Rond 8 uur staan we alweer naast ons bed en na het ontbijt nemen we opnieuw bus 1 naar het centrum. We bezoeken wederom de Tourist Office omdat we graag de muurschilderingen willen bezoeken m.b.t. de heftige strijd tussen de protestanten en katholieken. Uitleg is dan wel gewenst. Een wandeltour van 3 uur is een optie maar die begint pas om 11 uur of we kunnen een taxitour doen van 1,5 uur. We kiezen voor het laatste en bellen een willekeurig bedrijf op die dit aanbiedt. En ja hoor 15 minuten later staat er een zwarte taxi voor de deur.

Onze chauffeur blijkt met een giga Iers accent te spreken en is nauwelijks te verstaan. We zitten regelmatig elkaar aan te kijken omdat we er niets van verstaan. Eigenlijk is het best wel een beetje hilarisch. We bezoeken verschillende muurschilderijen die zowel over het conflict gaan als over andere “wereld”zaken. We zien de hekken tussen de protestante en katholieke wijken die ten tijde van het conflict in de avond dicht gingen. We horen over de vele moorden die gepleegd zijn, de bommen, de IRA, Sinn Fein en bezoeken de “Peace Wall” en de vele herdenkingsmonumenten. We zien de huizen aan de beiden kanten van de muur. Tuinen die helemaal omringd zijn met hekken en zelfs met overkappingen i.v.m. de bommen die over de muur gegooid werden. Vele jonge mensen zijn hier gestorven. Het hele conflict duurde van 1969 tot 2000. En ook al is dit officieel verleden tijd, nog broeit hier iets.

Onze chauffeur blijkt katholiek te zijn en in de katholieke wijk gaan we veel uit de auto en krijgen we uitgebreide uitleg. Als we oversteken naar de protestante wijk dan mogen we zelf uit de auto en blijft onze chauffeur in de auto. Ook krijgen we hier geen uitgebreide uitleg. En wij weten er eigenlijk maar weinig van, terwijl het zo dichtbij is. En dan ook het feit dat Noord Ierland een deel van Groot Brittannië is maar dat veel mensen zich hier juist Iers voelen. En dit geldt zeker voor de katholieken de grootste populatie.

We worden afgezet bij Crumlin Road Goal, een oude gevangenis.

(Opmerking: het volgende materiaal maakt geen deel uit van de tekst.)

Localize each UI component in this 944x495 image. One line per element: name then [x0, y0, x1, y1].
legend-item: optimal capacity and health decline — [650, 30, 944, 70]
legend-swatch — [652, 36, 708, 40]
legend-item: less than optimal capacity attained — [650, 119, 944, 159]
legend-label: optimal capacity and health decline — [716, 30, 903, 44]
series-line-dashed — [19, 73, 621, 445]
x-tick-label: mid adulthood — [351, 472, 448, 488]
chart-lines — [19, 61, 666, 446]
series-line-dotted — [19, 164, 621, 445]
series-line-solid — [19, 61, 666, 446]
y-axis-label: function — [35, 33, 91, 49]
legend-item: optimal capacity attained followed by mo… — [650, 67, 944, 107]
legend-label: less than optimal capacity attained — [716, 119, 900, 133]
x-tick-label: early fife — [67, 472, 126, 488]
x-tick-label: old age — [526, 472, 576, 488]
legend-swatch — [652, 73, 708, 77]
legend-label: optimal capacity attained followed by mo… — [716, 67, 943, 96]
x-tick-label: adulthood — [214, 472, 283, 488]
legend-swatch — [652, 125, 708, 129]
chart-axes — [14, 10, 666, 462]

Eerst kijken we zelf even rond in de winkel en in de 300 meter lange tunnel die de gevangenis verbond met de rechtbank aan de overzijde van de straat. De rechtbank is inmiddels een vervallen gebouw. Om half 1 kunnen we met een rondleiding mee. We starten in de zogenaamde ontvangstruimte waar alle gevangenen binnen kwamen. De gevangenis was in gebruik van 1840 t/m 1996. Daarna komen we op een soort centraal middelpunt met 4 vleugels: A,B,C en D. De ene vleugel was voor de vrouwen, de andere voor kinderen en de andere 2 voor de mannen. We krijgen de cellen te zien, de postkamer, de keuken, de isoleercel en ook cel waar de mensen de laatste dag in doorbrachten voordat ze “opgehangen” werden. We krijgen de “strop” te zien en de weg die de doodskist aflegde naar een onbekend graf binnen de gevangenismuur. Ook veel politieke gevangenen hebben hier gevangen gezeten. Nadat er rellen uitbraken en er een bom in de gevangenis was ontploft werd de gevangenis gesloten. De gevangenis is niet meer van deze tijd, er zitten bijvoorbeeld geen wc’s in de cellen. Het complex ziet er echter nog mooi uit, er is veel geld in gestoken om er een toeristische attractie van te maken. Meer dan de bouw ooit gekost heeft zo’n 150 jaar geleden.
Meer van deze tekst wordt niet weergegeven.